Many graduate students of Peking University are living in Wanliu Campus, which is 4.5 kilometers from the main campus - Yanyuan. Students in Wanliu have to either take a bus or ride a bike to go to school. Due to the bad traffic in Beijing, many students choose to ride a bike.
We may assume that all the students except "Charley" ride from Wanliu to Yanyuan at a fixed speed. Charley is a student with a different riding habit - he always tries to follow another rider to avoid riding alone. When Charley gets to the gate of Wanliu, he will look for someone who is setting off to Yanyuan. If he finds someone, he will follow that rider, or if not, he will wait for someone to follow. On the way from Wanliu to Yanyuan, at any time if a faster student surpassed Charley, he will leave the rider he is following and speed up to follow the faster one.
We assume the time that Charley gets to the gate of Wanliu is zero.

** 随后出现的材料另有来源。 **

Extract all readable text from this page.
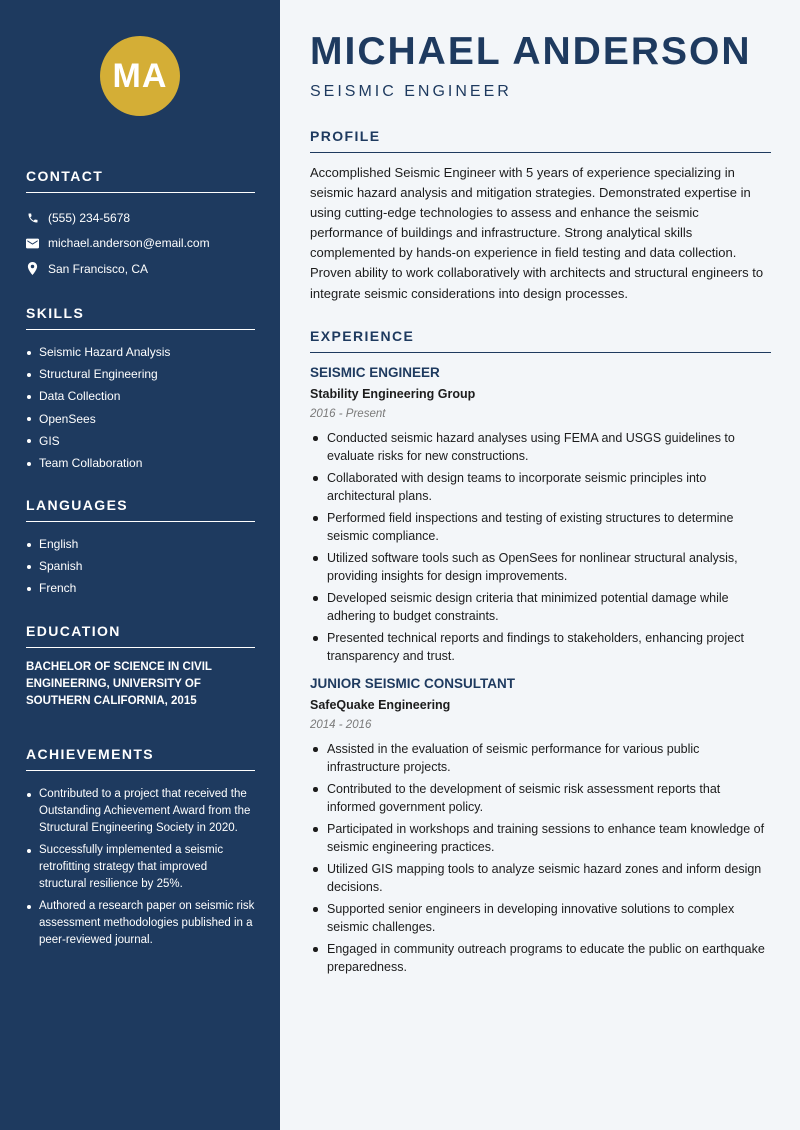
MA
CONTACT
(555) 234-5678
michael.anderson@email.com
San Francisco, CA
SKILLS
Seismic Hazard Analysis
Structural Engineering
Data Collection
OpenSees
GIS
Team Collaboration
LANGUAGES
English
Spanish
French
EDUCATION
BACHELOR OF SCIENCE IN CIVIL ENGINEERING, UNIVERSITY OF SOUTHERN CALIFORNIA, 2015
ACHIEVEMENTS
Contributed to a project that received the Outstanding Achievement Award from the Structural Engineering Society in 2020.
Successfully implemented a seismic retrofitting strategy that improved structural resilience by 25%.
Authored a research paper on seismic risk assessment methodologies published in a peer-reviewed journal.
MICHAEL ANDERSON
SEISMIC ENGINEER
PROFILE
Accomplished Seismic Engineer with 5 years of experience specializing in seismic hazard analysis and mitigation strategies. Demonstrated expertise in using cutting-edge technologies to assess and enhance the seismic performance of buildings and infrastructure. Strong analytical skills complemented by hands-on experience in field testing and data collection. Proven ability to work collaboratively with architects and structural engineers to integrate seismic considerations into design processes.
EXPERIENCE
SEISMIC ENGINEER
Stability Engineering Group
2016 - Present
Conducted seismic hazard analyses using FEMA and USGS guidelines to evaluate risks for new constructions.
Collaborated with design teams to incorporate seismic principles into architectural plans.
Performed field inspections and testing of existing structures to determine seismic compliance.
Utilized software tools such as OpenSees for nonlinear structural analysis, providing insights for design improvements.
Developed seismic design criteria that minimized potential damage while adhering to budget constraints.
Presented technical reports and findings to stakeholders, enhancing project transparency and trust.
JUNIOR SEISMIC CONSULTANT
SafeQuake Engineering
2014 - 2016
Assisted in the evaluation of seismic performance for various public infrastructure projects.
Contributed to the development of seismic risk assessment reports that informed government policy.
Participated in workshops and training sessions to enhance team knowledge of seismic engineering practices.
Utilized GIS mapping tools to analyze seismic hazard zones and inform design decisions.
Supported senior engineers in developing innovative solutions to complex seismic challenges.
Engaged in community outreach programs to educate the public on earthquake preparedness.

Given the set off time and speed of the other students, your task is to give the time when Charley arrives at Yanyuan.
Input
There are several test cases. The first line of each case is N (1 <= N <= 10000) representing the number of riders (excluding Charley). N = 0 ends the input. The following N lines are information of N different riders, in such format:
Vi [TAB] Ti
Vi is a positive integer <= 40, indicating the speed of the i-th rider (kph, kilometers per hour). Ti is the set off time of the i-th rider, which is an integer and counted in seconds. In any case it is assured that there always exists a nonnegative Ti.
Output
Output one line for each case: the arrival time of Charley. Round up (ceiling) the value when dealing with a fraction.
Sample Input
4
20 0
25 -155
27 190
30 240
2
21 0
22 34
0
Sample Output
780
771
这个题目一开始没读懂,后来发现:就是取最快到达终点的时间啊,也就是取所有时间中最少的,其中有个优化就是关于时间为负时,不用处理。然而呢,还是WA,我开始怀疑自己的思路是不是不正确啊,然后我参考别人的代码发现差不多啊,思路没错,为什么还不对?
我逐一对比发现一个问题:就是对数据的处理上,速度是千米每小时,时间是秒,肯定要进行单位的转换吧,问题就出在这儿。
错误代码:
#include<iostream>
#include<vector>
#include<string>
#include<cstring>
#include<cmath>
#include <algorithm>
#include <stdlib.h>
#include <cstdio>
#include<sstream>
#include<cctype>
#include <set>
#include<queue>
#include <map>
#include <iomanip>
typedef long long ll;
using namespace std;
struct node
{
double x,y;
};
int main()
{
//freopen("input.txt","r",stdin);
// freopen("out.txt","w",stdout);
ll m;double t,v;
while(cin>>m)
{
double min1=10000000;
if(m==0) return 0;
for(ll i=0;i<m;i++)
{
cin>>v>>t;
if(t<0) continue;
v=v/3.6;//注意这儿
t=t+4500*1.0/v;//还有这儿
if(t<min1) min1=t;
}
cout<<ceil(min1)<<endl;;
}
}AC代码:
#include<iostream>
#include<vector>
#include<string>
#include<cstring>
#include<cmath>
#include <algorithm>
#include <stdlib.h>
#include <cstdio>
#include<sstream>
#include<cctype>
#include <set>
#include<queue>
#include <map>
#include <iomanip>
typedef long long ll;
using namespace std;
struct node
{
double x,y;
};
int main()
{
//freopen("input.txt","r",stdin);
// freopen("out.txt","w",stdout);
ll m;double t,v;
while(cin>>m)
{
double min1=10000000;
if(m==0) return 0;
for(ll i=0;i<m;i++)
{
cin>>v>>t;
if(t<0) continue;
t=t+4.5*3600/v;//再看这儿,对比一下
if(t<min1) min1=t;
}
cout<<ceil(min1)<<endl;;
}
}总结:
关于精度亏损问题,我虽然在做题的时候也吃过亏,但没放心上,以后做题遇见关于浮点的运算要警醒!